Small and medium-sized enterprises welcome the government’s decision that the capping of energy prices will not only apply to households and sole traders but also to these businesses. It is more predictable for them than if they had to apply for compensation.
“It’s clearer for them, and they have more certainty about where they will fall and what will affect them. Since price capping was a priority goal for them, at least they know where they stand and what price they will pay next year,” Josef Jaroš, chairman of the Association of Small and Medium-Sized Enterprises of the Czech Republic (AMSP), said.
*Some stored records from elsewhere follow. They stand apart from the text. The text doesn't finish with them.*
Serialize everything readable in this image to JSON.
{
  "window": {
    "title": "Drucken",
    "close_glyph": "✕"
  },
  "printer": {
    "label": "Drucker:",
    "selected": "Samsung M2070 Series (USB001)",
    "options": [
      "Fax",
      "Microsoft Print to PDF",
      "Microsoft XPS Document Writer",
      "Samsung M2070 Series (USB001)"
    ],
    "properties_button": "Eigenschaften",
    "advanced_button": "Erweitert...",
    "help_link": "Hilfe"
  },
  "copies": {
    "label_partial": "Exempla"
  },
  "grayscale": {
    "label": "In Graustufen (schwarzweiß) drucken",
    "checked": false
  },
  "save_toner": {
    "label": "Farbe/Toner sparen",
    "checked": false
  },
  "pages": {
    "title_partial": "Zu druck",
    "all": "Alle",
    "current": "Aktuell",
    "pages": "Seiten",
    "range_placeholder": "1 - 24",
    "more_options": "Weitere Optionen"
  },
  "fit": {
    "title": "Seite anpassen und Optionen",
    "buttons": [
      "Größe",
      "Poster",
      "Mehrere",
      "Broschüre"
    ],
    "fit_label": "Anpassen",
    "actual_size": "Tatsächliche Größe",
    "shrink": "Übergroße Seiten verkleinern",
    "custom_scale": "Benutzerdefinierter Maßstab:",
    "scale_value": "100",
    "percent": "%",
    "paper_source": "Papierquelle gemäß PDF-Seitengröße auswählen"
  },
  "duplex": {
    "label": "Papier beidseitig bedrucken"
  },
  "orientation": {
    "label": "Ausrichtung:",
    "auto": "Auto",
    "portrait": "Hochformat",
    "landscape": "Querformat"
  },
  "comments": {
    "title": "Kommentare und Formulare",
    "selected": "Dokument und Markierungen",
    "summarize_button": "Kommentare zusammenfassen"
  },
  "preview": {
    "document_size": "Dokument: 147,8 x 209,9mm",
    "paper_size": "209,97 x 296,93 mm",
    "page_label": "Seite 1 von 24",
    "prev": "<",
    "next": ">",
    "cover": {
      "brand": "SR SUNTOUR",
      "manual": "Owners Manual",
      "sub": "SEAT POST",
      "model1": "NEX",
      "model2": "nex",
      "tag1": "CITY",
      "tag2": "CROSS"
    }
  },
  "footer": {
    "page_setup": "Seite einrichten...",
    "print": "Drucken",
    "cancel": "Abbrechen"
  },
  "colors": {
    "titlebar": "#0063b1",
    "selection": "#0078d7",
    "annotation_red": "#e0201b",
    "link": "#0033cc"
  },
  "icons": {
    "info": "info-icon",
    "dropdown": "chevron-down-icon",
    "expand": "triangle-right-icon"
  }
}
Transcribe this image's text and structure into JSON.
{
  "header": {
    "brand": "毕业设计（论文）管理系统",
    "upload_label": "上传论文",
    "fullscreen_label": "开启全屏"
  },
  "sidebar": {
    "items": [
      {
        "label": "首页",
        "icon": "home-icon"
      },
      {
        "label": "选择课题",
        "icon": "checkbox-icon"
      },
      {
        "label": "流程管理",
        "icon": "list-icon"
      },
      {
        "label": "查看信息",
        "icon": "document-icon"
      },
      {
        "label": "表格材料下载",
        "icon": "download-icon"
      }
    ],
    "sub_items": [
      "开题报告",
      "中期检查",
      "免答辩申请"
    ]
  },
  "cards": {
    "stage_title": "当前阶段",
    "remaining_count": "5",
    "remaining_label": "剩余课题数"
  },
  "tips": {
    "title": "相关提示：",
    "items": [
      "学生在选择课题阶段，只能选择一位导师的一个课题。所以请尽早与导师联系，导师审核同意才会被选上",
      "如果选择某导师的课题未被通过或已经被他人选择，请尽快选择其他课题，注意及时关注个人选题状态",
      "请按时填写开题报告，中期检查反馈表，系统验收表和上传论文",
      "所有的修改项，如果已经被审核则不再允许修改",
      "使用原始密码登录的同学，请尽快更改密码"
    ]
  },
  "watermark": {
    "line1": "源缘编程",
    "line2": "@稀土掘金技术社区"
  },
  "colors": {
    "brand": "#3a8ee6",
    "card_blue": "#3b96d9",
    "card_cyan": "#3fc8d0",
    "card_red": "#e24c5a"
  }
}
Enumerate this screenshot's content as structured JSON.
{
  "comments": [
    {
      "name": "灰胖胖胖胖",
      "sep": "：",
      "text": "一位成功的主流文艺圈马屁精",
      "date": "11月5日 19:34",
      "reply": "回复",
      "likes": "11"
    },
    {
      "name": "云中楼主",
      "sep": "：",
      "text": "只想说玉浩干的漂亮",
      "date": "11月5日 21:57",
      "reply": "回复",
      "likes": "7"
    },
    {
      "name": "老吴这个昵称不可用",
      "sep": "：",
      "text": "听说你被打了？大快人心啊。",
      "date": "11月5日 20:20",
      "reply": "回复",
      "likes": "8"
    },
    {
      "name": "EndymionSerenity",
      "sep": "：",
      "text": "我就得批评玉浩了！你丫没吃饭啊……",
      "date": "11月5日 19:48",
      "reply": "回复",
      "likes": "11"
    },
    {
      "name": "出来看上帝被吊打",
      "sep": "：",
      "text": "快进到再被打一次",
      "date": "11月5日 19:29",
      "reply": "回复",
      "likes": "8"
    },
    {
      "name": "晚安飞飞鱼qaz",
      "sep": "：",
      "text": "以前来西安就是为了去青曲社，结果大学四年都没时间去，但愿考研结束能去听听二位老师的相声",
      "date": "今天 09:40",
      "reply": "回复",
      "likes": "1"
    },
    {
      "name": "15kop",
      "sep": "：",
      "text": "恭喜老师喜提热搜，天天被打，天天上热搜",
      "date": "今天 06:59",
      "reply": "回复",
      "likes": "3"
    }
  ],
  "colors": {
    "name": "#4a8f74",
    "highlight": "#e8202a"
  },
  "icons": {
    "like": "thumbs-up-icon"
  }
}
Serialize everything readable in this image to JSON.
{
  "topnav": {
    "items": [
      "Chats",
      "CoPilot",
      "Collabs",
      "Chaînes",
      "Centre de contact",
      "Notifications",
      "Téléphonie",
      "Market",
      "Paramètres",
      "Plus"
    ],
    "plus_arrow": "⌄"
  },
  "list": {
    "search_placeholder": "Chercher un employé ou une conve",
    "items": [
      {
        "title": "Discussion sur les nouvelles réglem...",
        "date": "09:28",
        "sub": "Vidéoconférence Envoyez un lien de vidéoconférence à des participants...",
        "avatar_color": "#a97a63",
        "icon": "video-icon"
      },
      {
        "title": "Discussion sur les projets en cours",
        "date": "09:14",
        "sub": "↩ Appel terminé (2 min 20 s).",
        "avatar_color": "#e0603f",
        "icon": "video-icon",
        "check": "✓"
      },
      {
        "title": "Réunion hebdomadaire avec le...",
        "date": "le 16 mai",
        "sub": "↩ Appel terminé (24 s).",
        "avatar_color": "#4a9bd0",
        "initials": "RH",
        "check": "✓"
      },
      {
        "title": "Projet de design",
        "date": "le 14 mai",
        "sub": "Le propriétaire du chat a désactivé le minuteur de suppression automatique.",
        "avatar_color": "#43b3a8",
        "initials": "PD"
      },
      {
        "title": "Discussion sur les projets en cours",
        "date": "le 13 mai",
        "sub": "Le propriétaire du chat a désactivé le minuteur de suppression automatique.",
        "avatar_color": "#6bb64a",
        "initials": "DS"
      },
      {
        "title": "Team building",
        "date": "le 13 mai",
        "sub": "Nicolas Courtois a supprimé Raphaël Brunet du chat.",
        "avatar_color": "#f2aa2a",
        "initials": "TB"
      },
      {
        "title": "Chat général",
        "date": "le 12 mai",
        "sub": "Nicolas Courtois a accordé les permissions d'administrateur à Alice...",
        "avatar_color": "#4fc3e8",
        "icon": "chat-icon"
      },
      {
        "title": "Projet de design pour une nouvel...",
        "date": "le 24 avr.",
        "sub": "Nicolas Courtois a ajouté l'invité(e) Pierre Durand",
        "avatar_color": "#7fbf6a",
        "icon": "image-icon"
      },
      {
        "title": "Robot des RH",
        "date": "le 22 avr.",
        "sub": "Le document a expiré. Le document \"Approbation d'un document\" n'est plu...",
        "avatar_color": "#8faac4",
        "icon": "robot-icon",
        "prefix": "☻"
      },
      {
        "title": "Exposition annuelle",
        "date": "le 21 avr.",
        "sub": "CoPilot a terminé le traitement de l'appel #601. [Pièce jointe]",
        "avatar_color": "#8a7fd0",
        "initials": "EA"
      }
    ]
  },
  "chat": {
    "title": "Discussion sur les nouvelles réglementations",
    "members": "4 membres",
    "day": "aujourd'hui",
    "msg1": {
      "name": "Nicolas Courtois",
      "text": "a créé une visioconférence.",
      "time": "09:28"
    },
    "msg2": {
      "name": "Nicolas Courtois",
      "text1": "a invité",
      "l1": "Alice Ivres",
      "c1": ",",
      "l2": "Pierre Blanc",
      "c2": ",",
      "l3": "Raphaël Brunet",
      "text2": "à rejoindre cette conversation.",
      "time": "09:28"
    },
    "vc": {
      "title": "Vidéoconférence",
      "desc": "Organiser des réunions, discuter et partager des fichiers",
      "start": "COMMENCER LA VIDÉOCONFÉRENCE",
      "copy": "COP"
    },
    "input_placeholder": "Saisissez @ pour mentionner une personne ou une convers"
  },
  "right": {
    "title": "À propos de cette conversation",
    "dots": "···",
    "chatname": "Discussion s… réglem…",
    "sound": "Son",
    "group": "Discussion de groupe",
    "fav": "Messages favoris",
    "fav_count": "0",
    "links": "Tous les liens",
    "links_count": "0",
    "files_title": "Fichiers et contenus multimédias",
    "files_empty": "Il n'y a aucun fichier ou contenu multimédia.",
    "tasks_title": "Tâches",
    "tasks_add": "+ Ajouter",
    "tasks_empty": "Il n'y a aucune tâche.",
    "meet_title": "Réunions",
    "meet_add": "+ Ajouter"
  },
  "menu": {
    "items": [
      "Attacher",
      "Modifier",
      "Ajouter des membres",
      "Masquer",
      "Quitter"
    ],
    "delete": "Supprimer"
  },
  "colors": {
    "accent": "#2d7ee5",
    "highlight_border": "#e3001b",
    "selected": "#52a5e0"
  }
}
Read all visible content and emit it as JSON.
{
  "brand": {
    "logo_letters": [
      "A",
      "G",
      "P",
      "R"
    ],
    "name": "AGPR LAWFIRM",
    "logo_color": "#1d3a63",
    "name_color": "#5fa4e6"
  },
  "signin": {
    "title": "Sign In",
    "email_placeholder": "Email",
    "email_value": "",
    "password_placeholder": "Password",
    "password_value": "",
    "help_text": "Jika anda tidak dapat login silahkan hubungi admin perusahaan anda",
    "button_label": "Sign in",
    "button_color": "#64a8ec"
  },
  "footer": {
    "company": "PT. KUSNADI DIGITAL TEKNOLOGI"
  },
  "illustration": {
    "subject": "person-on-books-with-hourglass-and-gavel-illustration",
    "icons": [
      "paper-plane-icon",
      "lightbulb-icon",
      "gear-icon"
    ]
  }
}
The information that the capping of prices at six crowns, including value-added tax per kilowatt-hour of electricity and three crowns per kilowatt-hour of gas, will also apply to companies with up to 250 employees and a turnover of 50 million euros (about CZK 1.23 billion) was announced by advisers to Prime Minister Petr Fiala (ODS) at a meeting with journalists on Thursday.
Until then, smaller firms were unsure whether they would have to apply for price compensation subsidies like large companies.
“The financial compensation based on the temporary crisis framework is more complicated. There is more administration, a waiting period, and a time limit for processing. It will be announced on 1 November. So if I parallel the covid compensation, I expect them to get their hands on the money in the first quarter of next year,” Jaroš said. The capped prices are more favorable for smaller and medium-sized enterprises at the moment.
Vladimír Dlouhý, president of the Chamber of Commerce of the Czech Republic, has a similar view. However, the compensation could be combined with capping in some cases.